Colin Rodger

Personal information
- Full name: Charles Gordon Rodger
- Date of birth: 3 March 1909
- Place of birth: Ayr, Scotland
- Date of death: 26 May 1982 (aged 73)
- Place of death: Ayr, Scotland
- Position(s): Outside left

Youth career
- Craigview Athletic

Senior career*
- Years: Team / Apps / (Gls)
- 1931–1936: Ayr United / 81 / (23)
- 1936–1938: Manchester City / 19 / (7)
- 1938–1939: Northampton Town / 35 / (4)
- 1939: Ipswich Town / 0 / (0)

International career
- 1935: Scottish League XI / 1 / (0)

= Colin Rodger =

Scottish footballer

Charles Gordon "Colin" Rodger (3 March 1909 – 26 May 1982) was a Scottish footballer who played as an outside left.

Sometimes known as "Fally", he began his career in the Scottish Football League with Ayr United, where his form was solid enough for him to be selected for the Scottish Football League XI in October 1935. This drew further attention, and three months later he moved to England with Manchester City; he was a squad member as the club won the 1936–37 Football League title, but as he only made nine league appearances (contributing seven goals) it is not clear if he was awarded a medal.

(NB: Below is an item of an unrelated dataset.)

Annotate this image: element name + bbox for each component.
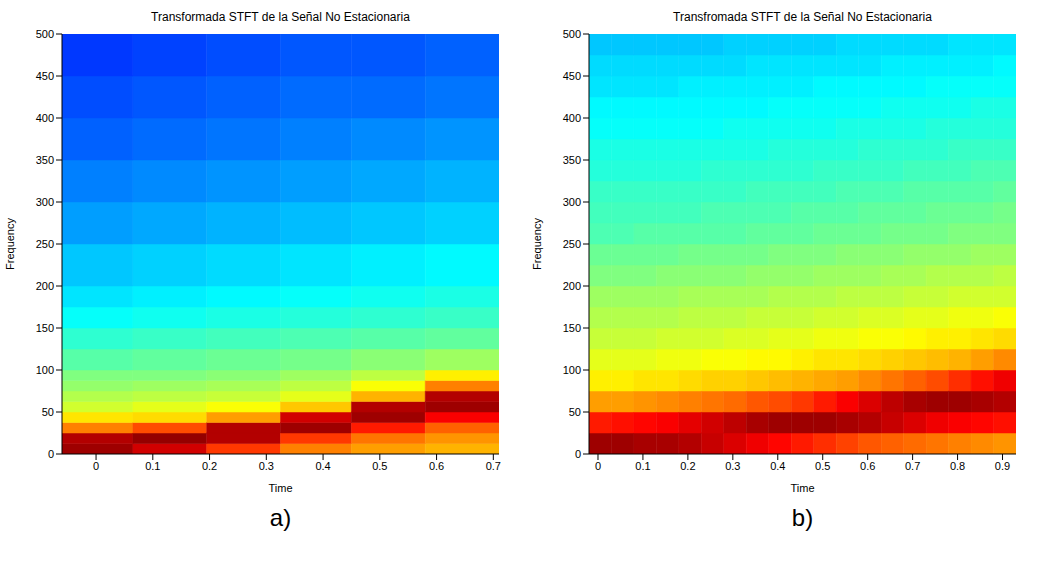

After moving to Northampton Town (as part of a player exchange also involving Fred Tilson, Keillor McCullough and Maurice Dunkley who went the other way), Rodger's career was interrupted by the outbreak of World War II, during which he made guest appearances for several Scottish clubs including Partick Thistle, Dumbarton and Ayr United.